Recently ads have surfaced for a new movie called 'BlackHat' which is stacking up to be this years version of the 'techno-action-thriller', wherein again, Hollywood makes every computer literate person in the audience groan and facepalm.
There's been an advertising campaign running for this movie which displays a fairly sexy graphic that claims what the password cracking times would be for a very short list of passwords: password, Password, [email protected], and [email protected]
Immediately upon viewing this, most of twitter went up-in-arms about how wrong it was. Lots of folks ranted about how shortsighted this was, but nobody actually posted the real stats.
First and foremost - My gaming rig (which really isn't all that powerful) has 12 cores and a NVidia Titan 1GB video card. I can walk the entire NTLM 8 char keyspace (upper, lower, special and numbers) in roughly 4 hours - so whether your password is *fnJH13( or aaaaaaaa the longest I'll have to wait is 4 hours to get it. If it's in a dictionary, it's usually seconds. 9 chars? I have to wait about 12-15 hours, but it's the same mechanic. If your password is 9 chars or shorter, and I can capture an NTLM hash of it from a windows computer, I will likely have it cracked before anybody notices the computer has been hacked.
So after some thought, I decided to do it and show my work, but there are several considerations to take into account when telling people absolute figures for the time it takes to crack passwords:
- What is the password for? Different systems store passwords using different hashing algorithms. This can make the password trivial to crack (like LM) or absurdly hard to crack (like sha512crypt). This matters greatly.
- What is doing the cracking? A phone? a laptop? a bunch of ec2 images? a watercooled, $20,000 cracking rig with 16 dedicated video cards and SSDs with rainbow tables? This also matters, very greatly.
I created four unix accounts on an ubuntu box: user1 through user4, each with one of the passwords from the ad, and I also created four windows users on my gaming rig exactly the same way. The objective here is to determine just how different of a time an attacker would have if attacking unix passwords versus windows passwords (sha512crypt vs NTLM)
The first two passwords, password and Password, when cracked using "John the Ripper", a common, free password cracking tool, took under 11 seconds to crack. This was without rainbow tables, without a dictionary, or any tuning whatsoever. I let that crack run for an hour and it was only able to capture the first two passwords. Using my macbook, which has 8 CPU cores to do the cracking, I was getting roughly 1300 password attempts a second (which frankly is abysmal).

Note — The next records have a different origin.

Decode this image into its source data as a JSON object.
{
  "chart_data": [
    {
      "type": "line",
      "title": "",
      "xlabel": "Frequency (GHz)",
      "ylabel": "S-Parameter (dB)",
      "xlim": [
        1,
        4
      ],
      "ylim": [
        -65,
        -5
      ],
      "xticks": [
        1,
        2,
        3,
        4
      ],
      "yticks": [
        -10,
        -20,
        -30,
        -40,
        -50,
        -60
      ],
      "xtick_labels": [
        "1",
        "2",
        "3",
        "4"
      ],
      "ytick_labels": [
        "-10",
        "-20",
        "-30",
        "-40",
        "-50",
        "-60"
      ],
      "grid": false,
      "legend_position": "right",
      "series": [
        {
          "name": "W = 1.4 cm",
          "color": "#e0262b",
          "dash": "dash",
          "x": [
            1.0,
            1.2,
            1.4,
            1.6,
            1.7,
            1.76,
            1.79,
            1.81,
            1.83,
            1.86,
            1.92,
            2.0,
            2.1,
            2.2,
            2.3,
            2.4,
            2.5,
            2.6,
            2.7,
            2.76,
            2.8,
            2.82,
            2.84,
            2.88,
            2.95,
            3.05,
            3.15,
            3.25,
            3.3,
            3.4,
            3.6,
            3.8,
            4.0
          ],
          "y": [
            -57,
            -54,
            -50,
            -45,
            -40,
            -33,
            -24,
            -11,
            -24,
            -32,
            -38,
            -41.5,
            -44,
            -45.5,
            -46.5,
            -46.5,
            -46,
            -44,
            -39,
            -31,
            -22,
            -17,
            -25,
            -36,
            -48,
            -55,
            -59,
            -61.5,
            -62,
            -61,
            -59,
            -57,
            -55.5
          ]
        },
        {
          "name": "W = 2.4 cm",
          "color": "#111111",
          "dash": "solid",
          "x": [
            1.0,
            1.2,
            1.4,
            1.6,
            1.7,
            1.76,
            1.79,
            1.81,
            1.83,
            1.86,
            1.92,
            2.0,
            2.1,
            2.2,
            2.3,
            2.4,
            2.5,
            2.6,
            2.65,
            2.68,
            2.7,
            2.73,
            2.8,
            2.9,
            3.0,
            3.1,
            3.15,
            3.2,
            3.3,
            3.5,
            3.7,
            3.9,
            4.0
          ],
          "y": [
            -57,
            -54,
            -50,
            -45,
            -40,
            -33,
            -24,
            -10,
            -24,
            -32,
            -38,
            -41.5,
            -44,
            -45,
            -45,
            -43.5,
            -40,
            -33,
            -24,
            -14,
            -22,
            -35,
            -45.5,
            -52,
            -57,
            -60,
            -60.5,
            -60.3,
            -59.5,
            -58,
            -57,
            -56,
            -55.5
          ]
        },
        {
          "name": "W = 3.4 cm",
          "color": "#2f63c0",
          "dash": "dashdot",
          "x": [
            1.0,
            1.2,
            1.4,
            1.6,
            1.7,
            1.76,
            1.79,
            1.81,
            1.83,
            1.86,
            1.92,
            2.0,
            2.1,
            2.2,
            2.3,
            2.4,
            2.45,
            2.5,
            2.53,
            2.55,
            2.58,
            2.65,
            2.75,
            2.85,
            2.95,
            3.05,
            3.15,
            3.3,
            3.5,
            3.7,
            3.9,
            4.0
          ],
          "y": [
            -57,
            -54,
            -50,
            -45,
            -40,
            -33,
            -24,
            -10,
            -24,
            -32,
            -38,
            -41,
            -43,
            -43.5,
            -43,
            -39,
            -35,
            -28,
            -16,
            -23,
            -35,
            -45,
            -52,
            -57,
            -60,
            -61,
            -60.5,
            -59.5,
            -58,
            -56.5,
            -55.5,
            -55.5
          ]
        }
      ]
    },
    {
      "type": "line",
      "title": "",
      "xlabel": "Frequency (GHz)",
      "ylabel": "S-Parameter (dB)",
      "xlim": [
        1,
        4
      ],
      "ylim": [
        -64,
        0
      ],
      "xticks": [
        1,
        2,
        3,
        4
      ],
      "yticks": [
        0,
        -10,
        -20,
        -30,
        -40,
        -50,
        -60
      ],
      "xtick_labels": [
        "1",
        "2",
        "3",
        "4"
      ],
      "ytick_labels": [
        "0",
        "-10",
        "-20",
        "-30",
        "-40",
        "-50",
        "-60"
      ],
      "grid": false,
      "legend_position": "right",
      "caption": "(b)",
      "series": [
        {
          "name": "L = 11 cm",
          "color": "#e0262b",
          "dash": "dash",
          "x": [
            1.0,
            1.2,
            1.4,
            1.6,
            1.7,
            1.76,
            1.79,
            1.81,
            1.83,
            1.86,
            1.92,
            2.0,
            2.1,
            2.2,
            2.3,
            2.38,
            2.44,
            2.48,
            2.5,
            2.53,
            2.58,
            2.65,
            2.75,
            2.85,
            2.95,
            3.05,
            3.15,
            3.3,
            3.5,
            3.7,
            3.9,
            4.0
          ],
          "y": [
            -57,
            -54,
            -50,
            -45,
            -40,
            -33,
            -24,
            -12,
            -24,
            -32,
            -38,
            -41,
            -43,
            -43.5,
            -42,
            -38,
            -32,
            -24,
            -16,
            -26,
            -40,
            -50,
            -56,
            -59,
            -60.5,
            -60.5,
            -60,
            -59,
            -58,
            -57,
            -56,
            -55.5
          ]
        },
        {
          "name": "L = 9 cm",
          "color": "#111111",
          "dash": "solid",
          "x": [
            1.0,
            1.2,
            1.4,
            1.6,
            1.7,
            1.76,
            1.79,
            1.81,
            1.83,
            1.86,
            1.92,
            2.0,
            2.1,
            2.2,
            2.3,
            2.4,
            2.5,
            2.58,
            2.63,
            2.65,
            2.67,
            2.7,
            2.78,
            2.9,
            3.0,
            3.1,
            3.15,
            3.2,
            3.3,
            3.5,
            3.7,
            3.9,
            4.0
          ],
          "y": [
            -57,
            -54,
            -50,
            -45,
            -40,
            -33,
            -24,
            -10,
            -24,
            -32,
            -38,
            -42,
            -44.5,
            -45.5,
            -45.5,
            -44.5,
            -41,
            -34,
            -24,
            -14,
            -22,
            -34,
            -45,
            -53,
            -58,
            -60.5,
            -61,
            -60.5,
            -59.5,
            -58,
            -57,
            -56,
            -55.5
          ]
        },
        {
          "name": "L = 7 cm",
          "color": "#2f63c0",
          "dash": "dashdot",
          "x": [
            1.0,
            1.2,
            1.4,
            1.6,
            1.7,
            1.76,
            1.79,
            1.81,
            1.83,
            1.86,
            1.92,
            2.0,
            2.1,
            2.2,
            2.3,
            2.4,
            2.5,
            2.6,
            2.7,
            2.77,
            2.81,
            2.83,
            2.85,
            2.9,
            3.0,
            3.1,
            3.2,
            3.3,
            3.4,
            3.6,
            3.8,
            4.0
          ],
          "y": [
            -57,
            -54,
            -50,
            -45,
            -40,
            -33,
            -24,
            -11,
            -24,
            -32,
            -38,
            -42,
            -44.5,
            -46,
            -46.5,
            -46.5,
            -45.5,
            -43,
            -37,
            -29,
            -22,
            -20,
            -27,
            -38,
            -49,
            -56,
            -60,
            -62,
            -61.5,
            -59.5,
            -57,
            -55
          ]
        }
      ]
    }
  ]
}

I ran the same crack again using a dictionary, and both passwords popped in under 1 second. Not too bad - an order of magnitude faster, but it's a bad measurement because there were so few passwords. I tried the same test on my windows machine using oclhashcat and got ~6100 password attempts a second. Better, but still really terrible numbers. This means that the sha512crypt algorithm is VERY strong, and it would take either a very long time, or an incredibly powerful machine to crack things. Hashcat was telling me 2+ years for the full 8 char keyspace. Ouch.
Now let's consider if these passwords were from a windows computer, which is the likely narrative the ad is implying. Here's a screenshot of hashcat cracking the NTLM passwords:
So there's a line there I'd like you to squint at: it's the 'Speed.GPU.#1' line, which says 6835.8 MH/s
In english thats 6,385.8 'mega hashes', which is millions of hashes, per second.
In regular numbers, thats 6.3 BILLION NTLM hashes that it guesses per second. Thats ASTRONOMICALLY more than 1300, or even 6100 per second.
So on my gaming rig, the difference between cracking sha512crypt and NTLM is literally six orders of magnitude and some change. 6,385,800,000 vs 6,100.
Additionally, You can see that the elected keyspace (common stuff, not the entire keyspace) will take just under 14 minutes. The mask it's using is for passwords that are 8 chars long, begin with an upper case letter, have lower case letters, then end with a number. The 9 char mask is the same way, and it's claiming 11 hours.
So the TL;DR here is this:
- If you use 'password' in your password, it will be very easily cracked/guessed
- If your password is less than 12 characters long, several days of hobbyist cracking on a gaming computer will crack it.
- If you want an amazing dictionary to crack things with, google for the 'skull security' password lists, and 'crackstation'.
- Hollywood has apparently no intention of asking experts in the field about the legitimate statistics of password cracking, even when the movie they're advertising is specifically about hackers and hacking.
- Please take this stuff with a grain of salt - if someone you're talking to in an elevator says they're a hacker, whatever they actually are will be NOTHING like movies like this purports to describe.